When was the lifetime allowance introduced?
The lifetime allowance was introduced in 2006 as part of the government's pension simplification reforms. The aim was to create a simpler, fairer, and more sustainable pensions system that encouraged people to save for retirement.
Before the introduction of the lifetime allowance, there were complex rules around pension contributions and tax relief. Individuals could accumulate large pension pots without incurring any tax charges, which was seen as unfair and unsustainable.
The lifetime allowance ensures that high earners cannot accumulate excessive pension savings without paying their fair share of tax. It also provides a level of certainty for individuals planning their retirement, as they know how much they can save in their pension without incurring any tax penalties.
The lifetime allowance applies to all pension savings, including defined contribution and defined benefit pensions, as well as any additional voluntary contributions (AVCs) and personal pensions.
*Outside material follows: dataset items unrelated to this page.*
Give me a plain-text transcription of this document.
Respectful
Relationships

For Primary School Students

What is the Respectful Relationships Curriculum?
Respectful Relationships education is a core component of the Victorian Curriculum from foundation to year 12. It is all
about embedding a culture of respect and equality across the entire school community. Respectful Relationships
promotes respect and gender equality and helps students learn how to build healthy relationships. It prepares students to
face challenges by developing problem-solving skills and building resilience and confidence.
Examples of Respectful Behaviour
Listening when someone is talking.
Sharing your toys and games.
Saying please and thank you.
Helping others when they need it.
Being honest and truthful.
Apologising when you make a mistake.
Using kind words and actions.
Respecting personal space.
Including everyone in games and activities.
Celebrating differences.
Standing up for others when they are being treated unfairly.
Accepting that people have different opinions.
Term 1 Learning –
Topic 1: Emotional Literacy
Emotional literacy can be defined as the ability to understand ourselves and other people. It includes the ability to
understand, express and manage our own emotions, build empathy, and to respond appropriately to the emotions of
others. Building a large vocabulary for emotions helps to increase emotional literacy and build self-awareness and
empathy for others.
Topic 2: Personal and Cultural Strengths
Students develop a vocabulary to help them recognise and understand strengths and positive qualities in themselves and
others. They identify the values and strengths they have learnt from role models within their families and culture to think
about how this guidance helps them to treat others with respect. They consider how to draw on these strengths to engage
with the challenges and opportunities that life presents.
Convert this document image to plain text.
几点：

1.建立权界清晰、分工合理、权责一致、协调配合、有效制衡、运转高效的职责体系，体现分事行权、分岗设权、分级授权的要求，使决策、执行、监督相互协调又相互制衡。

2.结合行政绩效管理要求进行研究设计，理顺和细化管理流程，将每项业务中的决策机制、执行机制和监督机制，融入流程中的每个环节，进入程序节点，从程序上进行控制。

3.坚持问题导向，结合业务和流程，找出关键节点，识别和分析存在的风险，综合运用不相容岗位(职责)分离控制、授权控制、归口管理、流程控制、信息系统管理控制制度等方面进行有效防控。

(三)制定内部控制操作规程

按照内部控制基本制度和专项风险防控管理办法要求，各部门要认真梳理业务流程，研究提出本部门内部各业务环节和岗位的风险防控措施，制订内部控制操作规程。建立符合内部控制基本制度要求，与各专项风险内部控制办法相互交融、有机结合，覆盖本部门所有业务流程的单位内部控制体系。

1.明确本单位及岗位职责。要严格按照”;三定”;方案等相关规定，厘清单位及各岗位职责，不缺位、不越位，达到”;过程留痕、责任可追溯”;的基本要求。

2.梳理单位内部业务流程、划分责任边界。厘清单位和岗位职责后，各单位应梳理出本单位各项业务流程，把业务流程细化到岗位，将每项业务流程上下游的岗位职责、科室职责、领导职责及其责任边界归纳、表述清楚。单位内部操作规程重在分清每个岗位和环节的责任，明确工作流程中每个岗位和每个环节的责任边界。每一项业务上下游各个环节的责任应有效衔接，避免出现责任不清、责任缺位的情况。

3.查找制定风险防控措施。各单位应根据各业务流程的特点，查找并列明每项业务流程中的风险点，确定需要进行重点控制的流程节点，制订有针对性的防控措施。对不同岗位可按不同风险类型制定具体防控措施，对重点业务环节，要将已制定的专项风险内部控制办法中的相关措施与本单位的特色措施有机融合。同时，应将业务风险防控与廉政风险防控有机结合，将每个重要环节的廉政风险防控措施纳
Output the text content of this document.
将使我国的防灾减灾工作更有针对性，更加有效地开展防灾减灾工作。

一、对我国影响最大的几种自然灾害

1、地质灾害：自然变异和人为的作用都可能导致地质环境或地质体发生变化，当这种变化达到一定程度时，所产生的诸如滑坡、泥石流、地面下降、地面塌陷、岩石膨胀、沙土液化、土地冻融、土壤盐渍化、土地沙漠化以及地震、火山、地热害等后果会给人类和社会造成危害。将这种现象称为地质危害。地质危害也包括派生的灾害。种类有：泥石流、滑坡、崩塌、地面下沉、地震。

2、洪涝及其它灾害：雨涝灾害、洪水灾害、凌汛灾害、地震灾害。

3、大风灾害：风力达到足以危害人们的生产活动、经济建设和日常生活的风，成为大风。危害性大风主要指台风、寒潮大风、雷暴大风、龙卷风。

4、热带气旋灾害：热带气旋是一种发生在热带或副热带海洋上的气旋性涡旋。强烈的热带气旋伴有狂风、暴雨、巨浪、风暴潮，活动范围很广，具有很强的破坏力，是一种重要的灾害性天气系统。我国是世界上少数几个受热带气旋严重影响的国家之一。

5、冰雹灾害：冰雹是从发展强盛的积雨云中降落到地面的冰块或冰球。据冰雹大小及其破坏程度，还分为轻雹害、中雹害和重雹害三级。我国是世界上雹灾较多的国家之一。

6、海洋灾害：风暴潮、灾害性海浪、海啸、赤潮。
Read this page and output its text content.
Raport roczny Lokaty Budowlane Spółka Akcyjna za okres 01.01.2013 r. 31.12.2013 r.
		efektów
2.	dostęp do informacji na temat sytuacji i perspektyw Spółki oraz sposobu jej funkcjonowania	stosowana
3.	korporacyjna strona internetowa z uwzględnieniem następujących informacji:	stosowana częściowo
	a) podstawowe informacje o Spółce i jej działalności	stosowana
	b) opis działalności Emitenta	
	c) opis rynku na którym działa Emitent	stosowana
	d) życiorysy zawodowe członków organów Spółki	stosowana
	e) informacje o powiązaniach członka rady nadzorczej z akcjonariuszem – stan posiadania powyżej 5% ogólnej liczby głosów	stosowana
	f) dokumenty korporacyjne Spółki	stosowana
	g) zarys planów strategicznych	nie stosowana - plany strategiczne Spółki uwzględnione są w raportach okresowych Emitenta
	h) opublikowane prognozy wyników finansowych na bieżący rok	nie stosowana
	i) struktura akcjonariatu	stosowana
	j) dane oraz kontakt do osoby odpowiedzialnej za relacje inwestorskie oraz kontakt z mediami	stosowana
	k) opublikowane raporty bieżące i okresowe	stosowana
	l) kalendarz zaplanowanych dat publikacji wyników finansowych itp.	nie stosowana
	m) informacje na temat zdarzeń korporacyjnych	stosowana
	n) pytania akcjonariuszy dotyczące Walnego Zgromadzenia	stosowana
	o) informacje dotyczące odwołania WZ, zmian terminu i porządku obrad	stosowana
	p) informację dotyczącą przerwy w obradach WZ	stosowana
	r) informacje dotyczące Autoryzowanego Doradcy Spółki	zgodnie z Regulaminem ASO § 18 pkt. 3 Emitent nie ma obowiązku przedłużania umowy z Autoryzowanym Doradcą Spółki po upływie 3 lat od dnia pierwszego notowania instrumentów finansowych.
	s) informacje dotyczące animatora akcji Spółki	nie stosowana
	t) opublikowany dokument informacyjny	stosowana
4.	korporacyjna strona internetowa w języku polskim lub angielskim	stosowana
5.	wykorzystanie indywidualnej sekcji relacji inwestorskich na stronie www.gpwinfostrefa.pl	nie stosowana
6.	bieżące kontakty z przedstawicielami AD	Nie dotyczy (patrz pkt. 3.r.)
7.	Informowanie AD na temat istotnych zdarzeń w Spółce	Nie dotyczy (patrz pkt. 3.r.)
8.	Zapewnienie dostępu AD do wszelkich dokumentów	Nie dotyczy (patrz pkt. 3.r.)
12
It is also relevant for those with multiple pension plans, as the lifetime allowance applies to the total amount of pension savings an individual has across all their pensions.
If an individual's total pension savings exceed the lifetime allowance, they will incur a tax charge on the excess amount. The rate of tax charged depends on how the excess amount is taken. If the excess amount is taken as a lump sum, it will be subject to a tax charge of 55%. If the excess amount is taken as income, it will be subject to a tax charge of 25% in addition to the individual's marginal income tax rate.
It is worth noting that there are some protections in place for individuals who had already built up large pension pots before the introduction of the lifetime allowance. These protections are known as fixed protection and individual protection and allow individuals to retain a higher lifetime allowance than the standard limit. However, these protections come with certain restrictions, such as a limit on future pension contributions.
It is important for individuals to keep track of their pension savings and monitor their progress towards the lifetime allowance. This can be particularly important for high earners or those with multiple pensions, who may be at risk of exceeding the lifetime allowance. In some cases, it may be beneficial to take action to reduce pension savings, such as by taking benefits earlier or reducing pension contributions.
In conclusion, the lifetime allowance is a cap on the amount of pension savings an individual can accumulate over their lifetime without incurring a tax charge. It was introduced as part of the government's pension simplification reforms and aims to create a fairer and more sustainable pensions system.
It is important for individuals to keep track of their pension savings and monitor their progress towards the lifetime allowance to avoid any unexpected tax charges.
Today, 15.3.23 the lifetime allowance was abolished in the Spring 2023 budget.